Keeping The Line Moving Is Moving

, , , , | Hopeless | May 20, 2018

(I am a manager at a popular discount store, known for being constantly understaffed and having ridiculously long lines. We also don’t have the nicest customers. I’ve had a lot of people quit for getting cussed and screamed at over things that were out of their control. It’s a Friday, and it’s already a s***show. Two cashiers called out, and another cashier had to leave in the middle of her shift for a family emergency, leaving one cashier and me to run the registers and get through a line of 50 to 60 people, and a fitting room attendant who is also swamped with people. A little old lady comes up to my register with two large and heavy dining sets.)

Old Woman: “I know it’s very busy, but do you think it would be possible to have someone bring these dishes to my car? I’m parked in the first row, so it’s not very far.”

(I bite my lip. Our shopping carts don’t go outside because they have a pole attached that stops them. Due to liability, employees aren’t allowed in the parking lot while on the clock, not even to help take purchases to a customer’s car. Not to mention, only three people are working in the store right now, so even if we could, one of us would have to hop off register to help, leaving only one cashier.)

Me: “Okay, ma’am… Unfortunately, we’re not allowed to step into the parking lot while on the clock. But if you would like to pull your car up to the curb, you can leave your cart here and I will watch it for you. One of us can hop off register and get it into your car for you.”

(The woman nods and accepts the help as-is. Then, a younger, male customer in line starts to push his way to the front of the line, abandoning his cart right in the middle.)

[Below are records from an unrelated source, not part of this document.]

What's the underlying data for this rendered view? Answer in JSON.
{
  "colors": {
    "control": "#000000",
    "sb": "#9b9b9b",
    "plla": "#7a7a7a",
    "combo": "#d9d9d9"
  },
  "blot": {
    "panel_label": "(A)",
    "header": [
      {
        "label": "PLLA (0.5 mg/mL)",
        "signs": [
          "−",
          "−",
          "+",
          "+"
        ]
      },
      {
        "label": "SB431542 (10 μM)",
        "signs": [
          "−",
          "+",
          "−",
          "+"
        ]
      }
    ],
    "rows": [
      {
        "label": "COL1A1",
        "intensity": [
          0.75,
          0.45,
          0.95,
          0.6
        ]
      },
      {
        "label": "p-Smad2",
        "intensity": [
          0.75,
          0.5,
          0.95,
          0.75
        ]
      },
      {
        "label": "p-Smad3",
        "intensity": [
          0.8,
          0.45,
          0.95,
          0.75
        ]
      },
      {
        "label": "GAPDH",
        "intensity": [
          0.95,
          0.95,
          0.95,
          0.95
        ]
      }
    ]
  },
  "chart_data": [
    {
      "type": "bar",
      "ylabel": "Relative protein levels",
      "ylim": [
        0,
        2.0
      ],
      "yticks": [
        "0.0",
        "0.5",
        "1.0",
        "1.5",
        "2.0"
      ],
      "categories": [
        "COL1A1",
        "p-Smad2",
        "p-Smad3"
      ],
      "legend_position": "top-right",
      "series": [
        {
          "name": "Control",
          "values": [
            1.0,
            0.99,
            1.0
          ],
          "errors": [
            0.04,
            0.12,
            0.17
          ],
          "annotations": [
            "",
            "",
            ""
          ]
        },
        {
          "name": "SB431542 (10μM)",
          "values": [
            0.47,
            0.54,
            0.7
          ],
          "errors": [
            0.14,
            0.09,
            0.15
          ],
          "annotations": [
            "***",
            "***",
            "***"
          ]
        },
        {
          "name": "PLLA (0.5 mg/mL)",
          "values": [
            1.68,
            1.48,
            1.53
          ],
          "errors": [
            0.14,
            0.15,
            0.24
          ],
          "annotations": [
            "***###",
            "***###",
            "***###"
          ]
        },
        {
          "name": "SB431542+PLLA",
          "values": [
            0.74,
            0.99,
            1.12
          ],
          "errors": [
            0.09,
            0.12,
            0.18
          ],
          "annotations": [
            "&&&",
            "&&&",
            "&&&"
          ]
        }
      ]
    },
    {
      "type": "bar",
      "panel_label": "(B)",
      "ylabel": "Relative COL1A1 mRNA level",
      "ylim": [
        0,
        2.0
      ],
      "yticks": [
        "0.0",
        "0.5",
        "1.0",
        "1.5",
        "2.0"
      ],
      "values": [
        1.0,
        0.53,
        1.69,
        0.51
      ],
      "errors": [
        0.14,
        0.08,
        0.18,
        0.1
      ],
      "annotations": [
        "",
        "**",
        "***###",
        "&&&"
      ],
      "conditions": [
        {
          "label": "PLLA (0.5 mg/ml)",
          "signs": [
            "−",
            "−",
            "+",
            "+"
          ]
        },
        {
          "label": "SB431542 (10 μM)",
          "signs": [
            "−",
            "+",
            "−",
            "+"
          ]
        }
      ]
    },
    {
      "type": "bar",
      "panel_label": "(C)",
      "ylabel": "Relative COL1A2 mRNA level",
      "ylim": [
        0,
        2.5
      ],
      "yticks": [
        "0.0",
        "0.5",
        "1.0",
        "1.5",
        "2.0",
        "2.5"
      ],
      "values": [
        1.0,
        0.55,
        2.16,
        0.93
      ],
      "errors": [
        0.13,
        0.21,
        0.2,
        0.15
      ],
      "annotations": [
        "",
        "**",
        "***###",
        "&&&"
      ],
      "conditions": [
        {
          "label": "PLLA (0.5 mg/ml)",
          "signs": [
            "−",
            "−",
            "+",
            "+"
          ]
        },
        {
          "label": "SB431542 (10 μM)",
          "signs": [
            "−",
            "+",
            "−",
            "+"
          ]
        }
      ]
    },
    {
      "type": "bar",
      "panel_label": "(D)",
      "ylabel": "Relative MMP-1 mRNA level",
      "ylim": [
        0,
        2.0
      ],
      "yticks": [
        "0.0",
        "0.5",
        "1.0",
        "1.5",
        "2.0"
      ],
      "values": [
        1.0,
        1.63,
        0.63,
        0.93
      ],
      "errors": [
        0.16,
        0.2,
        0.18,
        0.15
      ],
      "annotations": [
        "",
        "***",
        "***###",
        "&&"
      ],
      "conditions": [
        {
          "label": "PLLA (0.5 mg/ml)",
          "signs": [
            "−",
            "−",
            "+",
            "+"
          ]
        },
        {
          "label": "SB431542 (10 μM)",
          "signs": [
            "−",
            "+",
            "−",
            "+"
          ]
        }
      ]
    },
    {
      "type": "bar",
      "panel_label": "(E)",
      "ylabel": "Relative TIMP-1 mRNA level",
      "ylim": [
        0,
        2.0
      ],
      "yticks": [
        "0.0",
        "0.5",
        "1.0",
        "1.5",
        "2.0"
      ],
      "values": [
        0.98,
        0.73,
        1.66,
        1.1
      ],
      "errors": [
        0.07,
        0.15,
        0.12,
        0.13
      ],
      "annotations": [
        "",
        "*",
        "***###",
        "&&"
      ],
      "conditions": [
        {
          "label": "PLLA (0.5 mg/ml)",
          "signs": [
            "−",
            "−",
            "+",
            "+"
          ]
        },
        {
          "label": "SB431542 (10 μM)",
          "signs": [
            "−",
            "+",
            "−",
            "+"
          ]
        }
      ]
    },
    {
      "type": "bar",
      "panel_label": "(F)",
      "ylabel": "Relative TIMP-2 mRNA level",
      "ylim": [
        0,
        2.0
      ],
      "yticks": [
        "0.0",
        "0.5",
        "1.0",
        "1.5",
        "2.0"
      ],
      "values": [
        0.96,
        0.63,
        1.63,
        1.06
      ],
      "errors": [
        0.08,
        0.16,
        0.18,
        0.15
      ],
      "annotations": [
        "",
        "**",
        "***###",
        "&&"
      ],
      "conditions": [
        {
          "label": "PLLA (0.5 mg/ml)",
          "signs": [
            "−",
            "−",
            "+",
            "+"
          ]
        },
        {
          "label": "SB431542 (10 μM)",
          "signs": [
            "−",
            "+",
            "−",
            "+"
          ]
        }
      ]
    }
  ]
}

Male Customer: “Don’t worry about it, miss. I’ll help take her things to her car.”

Old Woman: “Oh, no, you don’t have to do that. You’ll lose your place in that line. I’m sure I can manage.”

Male Customer: “I’m in no hurry. I don’t mind waiting again.”

(The male customer turns to address the line.)

Male Customer: “Y’all can just push my cart out of the line; I’ll come back for it later.”

(His cart is bordered by a middle-aged couple and a woman with her kid in a car seat. They all shake their heads.)

Middle-Aged Couple: “We’ll push your cart through the line. We’ll save your spot.”

Male Customer: “Are you sure? You don’t have to do that.”

Mom Customer: “Don’t worry about it. We’ve got you!”

(I thank the customer profusely for helping the old woman out so that neither I, nor my cashier, have to sacrifice the current speed of the line. He gives me a big smile.)

Male Customer: “My mama would have my throat if I didn’t help someone in need. Y’all just keep doing what you’re doing; you’re doing a great job!”

(The guy picked up both of the dish sets at the same time and walked them to the old woman’s car. While he was gone, his shopping cart skipped the entire line to the front, so when he got back, he was next to checkout. Just shows that sometimes there are very good and nice people in this world!)